In November of 2022, OpenAI released ChatGPT, and overnight AI entered the public consciousness. ChatGPT is a neural network specifically designed to process language and respond with language. It’s one of several massive neural networks, now referred to as Large Language Models (LLMs). Shortly before that, several competing systems were released that process language and respond with images. Together, LLMs and image-generating neural networks (and more recently, audio and video generating networks) are commonly referred to as generative AI systems.
Most of the issues people have with AI are really issues with generative AI. However, even that distinction can get murky. Some non-generative applications are built on top of generative neural networks through a process called “fine-tuning.” Examples include models for fraud detection, medical diagnostics, or predicting weather patterns. Some applications, such as object removal in photographs, are considered generative, but clearly not in the same way as creating an entire image from a prompt.
Even within the more specific category of Large Language Models, there’s wide variation—so wide, in fact, that generalizing about them is often misleading. Here are just a few of the dimensions on which they differ:
LLMs now come in a huge variety of sizes. Some are small enough to fit on a laptop, and some need millions of dollars worth of servers to run. Different sizes have different energy demands, security considerations, capabilities, etc.

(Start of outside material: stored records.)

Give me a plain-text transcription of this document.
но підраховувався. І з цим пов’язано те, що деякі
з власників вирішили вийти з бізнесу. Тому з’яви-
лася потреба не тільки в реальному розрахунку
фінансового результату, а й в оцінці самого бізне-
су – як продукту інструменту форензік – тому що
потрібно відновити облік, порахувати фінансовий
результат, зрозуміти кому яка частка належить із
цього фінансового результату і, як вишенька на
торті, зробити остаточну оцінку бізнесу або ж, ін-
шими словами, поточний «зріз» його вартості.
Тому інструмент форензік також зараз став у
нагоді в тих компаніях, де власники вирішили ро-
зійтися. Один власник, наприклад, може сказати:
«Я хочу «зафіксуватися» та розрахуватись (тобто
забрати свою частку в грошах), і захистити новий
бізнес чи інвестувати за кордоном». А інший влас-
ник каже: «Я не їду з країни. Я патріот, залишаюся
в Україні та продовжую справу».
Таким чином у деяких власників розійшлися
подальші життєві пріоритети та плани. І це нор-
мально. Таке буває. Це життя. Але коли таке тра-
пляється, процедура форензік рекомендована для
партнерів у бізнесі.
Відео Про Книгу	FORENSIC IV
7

Some LLMs are completely open-source, meaning all of the details of the models are publicly available, and some are based on carefully kept corporate secrets. Still others are “open weights” but not “open source,” meaning you can download and run the models for free on your own isolated system, but you don’t have enough information to reproduce the models from scratch.
Different companies use different information scraped from the web and other sources to train their models. Some companies are more careful than others about using proprietary information in their training data.
There is huge variation in privacy concerns when using LLMs. Deepseek shares their data with the CCP. Facebook’s LLM interactions are completely public. Apple’s AI queries are fully private when simple enough to run on-device, but more complex requests are routed through OpenAI’s servers. Most companies have an option to let users keep their LLM interactions from entering their training data, but in some that’s the default while in others you have to proactively enable that.
The next time you hear an advertisement touting a new “AI-powered” product, stop and ask yourself, “What exactly do they mean by AI?” When someone advocates a ban on AI, push them to specify which AI and why. And when proponents extol AI’s virtues, challenge them to clarify precisely what systems they’re referring to. Without this deeper reflection, we risk letting “AI” devolve into a meaningless buzzword —obscuring genuine progress, hiding legitimate risks, and making informed, nuanced discussion nearly impossible.
Useful read! On the study cited to support the claim that we have current AIs that can "pass the Turing Test": I've always thought that the 5-minute limit on the Turing Test suggested by Turing is way too short. When I've run Turing test-like demos in class, I find it takes students multiple trials and many minutes to figure out how to approach the test.
Also, 73% pretty impressive (and hints at "more human than human!"), but I wish the paper explain more clearly what the prompt was to the humans in the test, as that presumably has an impact on how the humans engage the task. Finally, I suspect that the UCSD students did better than the Prolific group because they were more likely to know what a "Turing test" is and optimize their strategy.